(Appendix 2: Dreams)
“Q: How do these differ?
A: The nature and functions of real dreams cannot be understood unless we admit the existence of an immortal Ego in mortal man, independent of the physical body, for the subject becomes quite unintelligible unless we believe – that which is a fact – that during sleep there remains only an animated form of clay, whose powers of independent thinking are utterly paralyzed.
But if we admit the existence of a higher or permanent Ego in us – which Ego must not be confused with what we call the “Higher Self”, we can comprehend that what we often regard as dreams, generally accepted as idle fancies, are, in truth, stray pages torn out from the life and experiences of the inner man, and the dim recollection of which at the moment of awakening becomes more or less distorted by our physical memory.
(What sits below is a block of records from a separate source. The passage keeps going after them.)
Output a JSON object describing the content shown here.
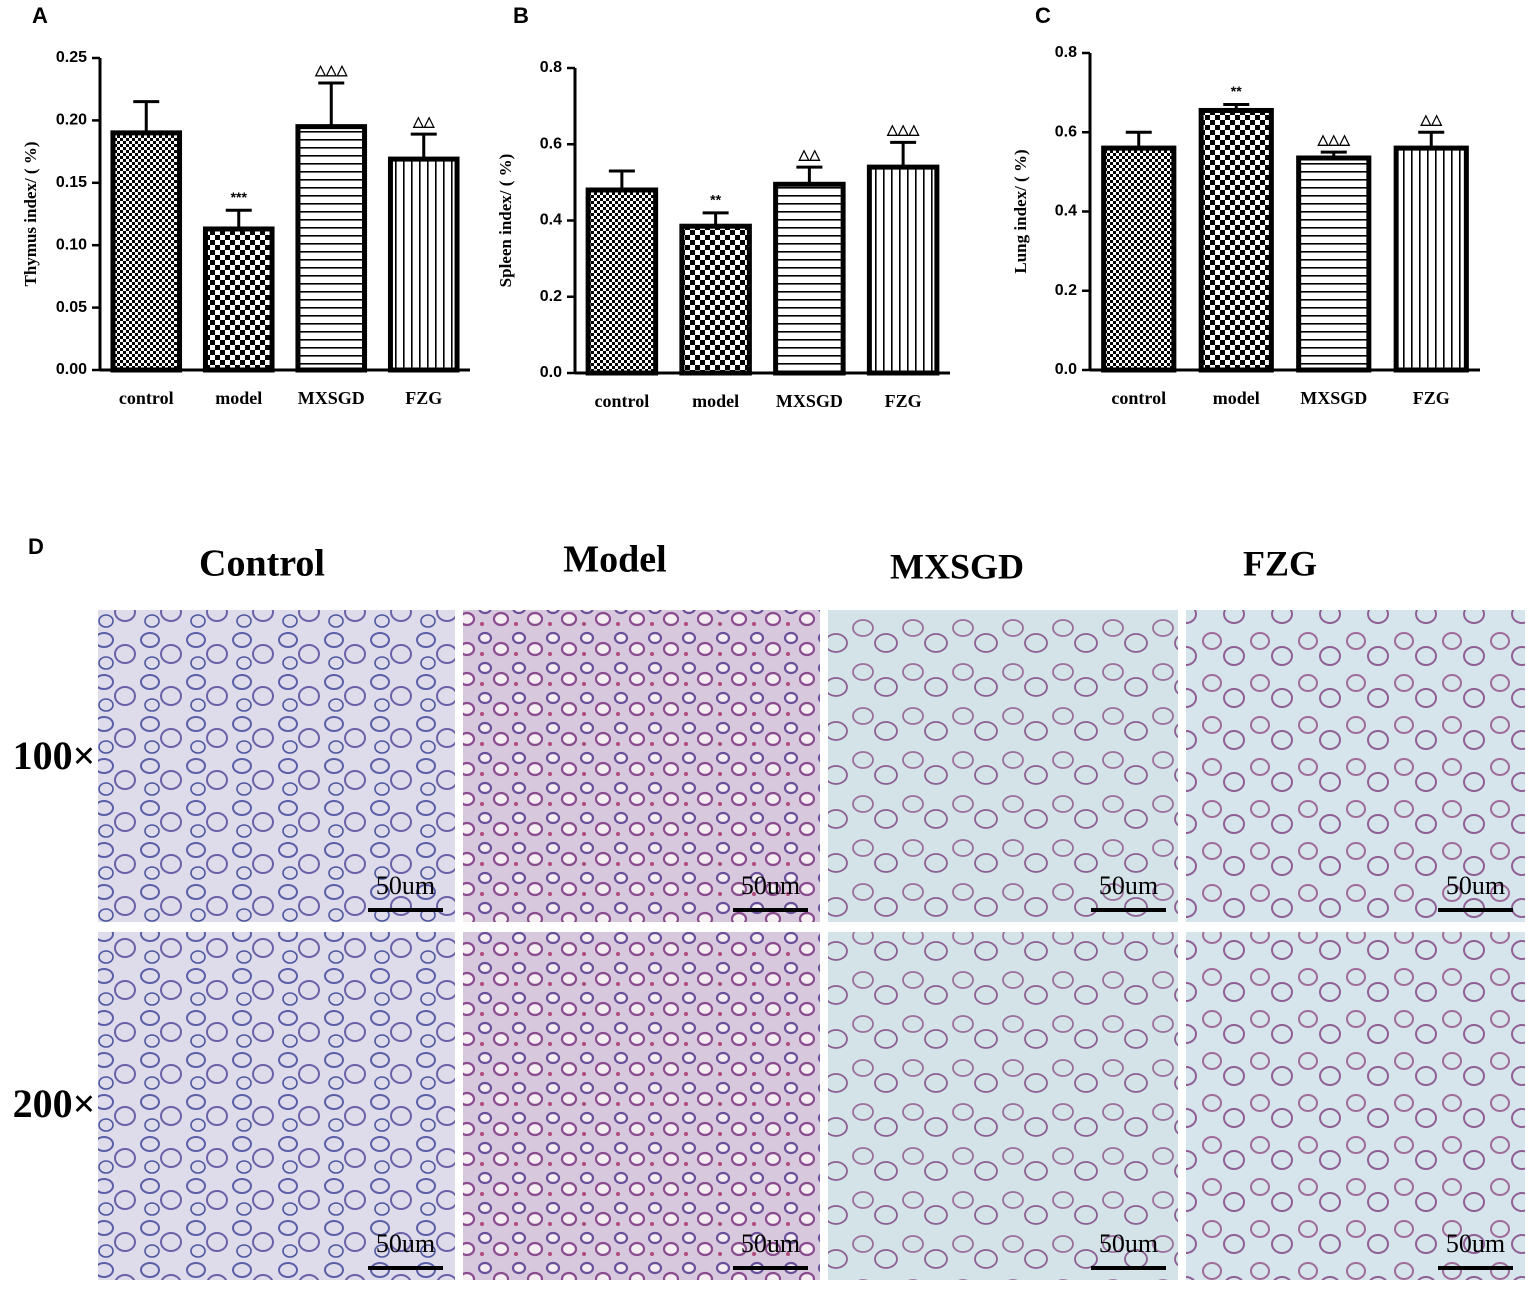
{
  "chart_data": [
    {
      "type": "bar",
      "panel": "A",
      "ylabel": "Thymus index/ ( %)",
      "categories": [
        "control",
        "model",
        "MXSGD",
        "FZG"
      ],
      "values": [
        0.19,
        0.113,
        0.195,
        0.169
      ],
      "errors": [
        0.025,
        0.015,
        0.035,
        0.02
      ],
      "annotations": [
        null,
        "***",
        "△△△",
        "△△"
      ],
      "patterns": [
        "checker-fine",
        "checker",
        "horizontal",
        "vertical"
      ],
      "color": "#000000",
      "ylim": [
        0,
        0.25
      ],
      "yticks": [
        {
          "value": 0,
          "label": "0.00"
        },
        0.05,
        {
          "value": 0.1,
          "label": "0.10"
        },
        0.15,
        {
          "value": 0.2,
          "label": "0.20"
        },
        0.25
      ]
    },
    {
      "type": "bar",
      "panel": "B",
      "ylabel": "Spleen index/ ( %)",
      "categories": [
        "control",
        "model",
        "MXSGD",
        "FZG"
      ],
      "values": [
        0.48,
        0.385,
        0.495,
        0.54
      ],
      "errors": [
        0.05,
        0.035,
        0.045,
        0.065
      ],
      "annotations": [
        null,
        "**",
        "△△",
        "△△△"
      ],
      "patterns": [
        "checker-fine",
        "checker",
        "horizontal",
        "vertical"
      ],
      "color": "#000000",
      "ylim": [
        0,
        0.8
      ],
      "yticks": [
        {
          "value": 0,
          "label": "0.0"
        },
        0.2,
        0.4,
        0.6,
        0.8
      ]
    },
    {
      "type": "bar",
      "panel": "C",
      "ylabel": "Lung index/ ( %)",
      "categories": [
        "control",
        "model",
        "MXSGD",
        "FZG"
      ],
      "values": [
        0.56,
        0.655,
        0.535,
        0.56
      ],
      "errors": [
        0.04,
        0.015,
        0.015,
        0.04
      ],
      "annotations": [
        null,
        "**",
        "△△△",
        "△△"
      ],
      "patterns": [
        "checker-fine",
        "checker",
        "horizontal",
        "vertical"
      ],
      "color": "#000000",
      "ylim": [
        0,
        0.8
      ],
      "yticks": [
        {
          "value": 0,
          "label": "0.0"
        },
        0.2,
        0.4,
        0.6,
        0.8
      ]
    }
  ],
  "histology": {
    "panel": "D",
    "columns": [
      "Control",
      "Model",
      "MXSGD",
      "FZG"
    ],
    "rows": [
      "100×",
      "200×"
    ],
    "scale_bar": "50um"
  }
}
The latter catches mechanically a few impressions of the thoughts, facts witnessed, and deeds performed by the inner man during its hours of complete freedom. For our Ego lives in its own separate life within its prison of clay whenever it becomes free from the trammels of matter, i.e., during the sleep of the physical man.
This Ego it is which is the actor, the real man, the true human self, But the physical man cannot feel or be conscious during dreams; for the personality, the outer man, with its brain and thinking apparatus, are paralyzed more or less completely.
We might well compare the real Ego to a prisoner, and the physical personality to the gaoler (Jailer) of his prison. If the gaoler falls asleep, the prisoner escapes, or, at least, passes outside the walls of his prison.
The gaoler is half asleep, and looks nodding all the time out of a window, through which he can catch only occasional glimpses of his prisoner, as he would a kind of shadow moving in front of it.
But what can he perceive, and what can he know of the real actions, and especially the thoughts, of his charge?”